Seminggu, Pasien Terkonfirmasi Positif Covid-19 Jadi 32 orang

Seminggu, Pasien Terkonfirmasi Positif Covid-19 Jadi 32 orang

Obsesirakyat.com, Nganjuk – Meskipun sudah ada beberapa orang yang dinyatakan sembuh dan boleh pulang ke rumah, namun pasien yang terkonfirmasi positif terkena virus Covid-19 di Kabupaten Nganjuk masih cukup mengkhawatirkan karena mengalami kenaikan yang cukup banyak.

Dari data yang didapat dalam waktu 7 hari terakhir (29 Mei – 5 Juni 2020) jumlahnya mengalami kenaikan. Jika pada tanggal 29 Mei 2020 masih tercatat 28 orang, hingga 5 Juni 2020 sudah meningkat menjadi 32 orang. Tersebar di 11 Kecamatan di Kabupaten Nganjuk yang berarti lebih dari 50 % wilayah Nganjuk (ada 20 kecamatan se-Kabupaten Nganjuk).

“Belum ada penambahan pasien yang terkonfirmasi positif, hingga hari Jum’at (05/06/2020) tetap 32 orang. Terdiri dari 18 orang yang dinyatakan sembuh, 13 orang masih jalani perawatan (PDP) Pasien Dalam Pemantauan dan 1 meninggal dunia,” ungkap Juru Bicara Gugus Tugas Percepatan Penanganan Covid-19 (GTPP) Kabupaten Nganjuk dr. Hendriyanto.
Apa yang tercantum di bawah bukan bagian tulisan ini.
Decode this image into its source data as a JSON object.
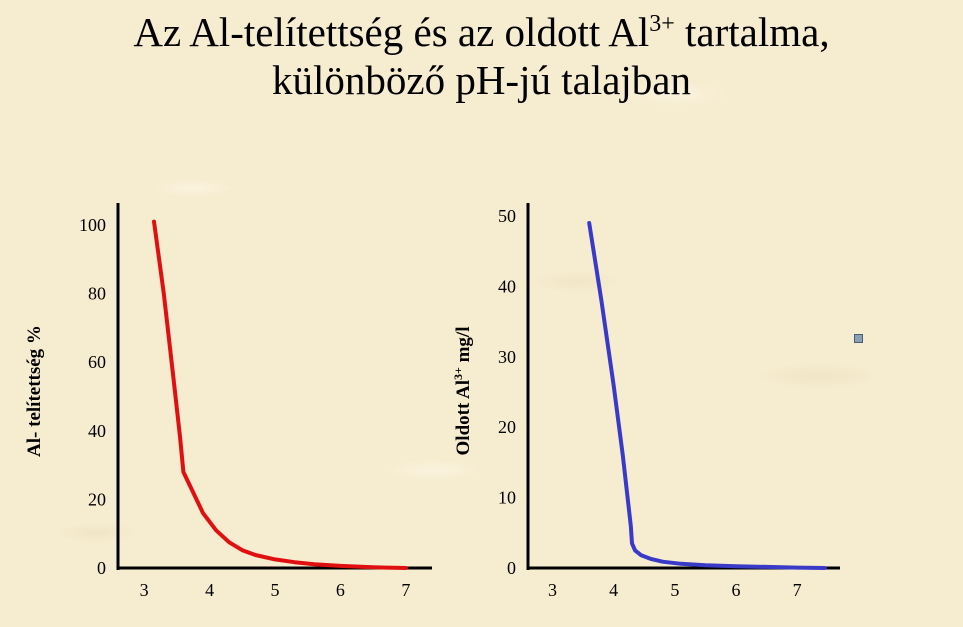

Namun, potensi adanya penambahan kasus masih bisa terjadi. Hal itu diakui Hendri, “Karena adanya penambahan jumlah OTG (Orang Tanpa Gejala) sebanyak 37 kasus baru. Sehingga total jumlah OTG hingga 5 Juni ini sebanyak 979 kasus. Penambahan 37 kasus OTG baru yang tersebar di 9 Kecamatan itu dan yang 15 kasus ada di Kecamatan Pace”, imbuh Hendri.

Sedangkan adanya seorang lansia yang berusia 75 tahun asal Kecamatan Pace yang masih dirawat di dalam ruang isolasi, Hendri menjelaskan jika orang itu ada kontak erat dengan pasien positif Covid-19 sehingga ikut terpapar dan masuk dalam perawatan sebagai PDP

Puluhan OTG baru itu terutama dari hasil pelacakan orang yang telah melakukan kontak langsung dengan pasien positif Covid-19. Selebihnya, orang yang baru pulang dari bepergian dari daerah ‘zona merah’ terutama Surabaya. Sebagaimana OTG di tempat lain, Hendri meminta agar mereka menerapkan protokol kesehatan.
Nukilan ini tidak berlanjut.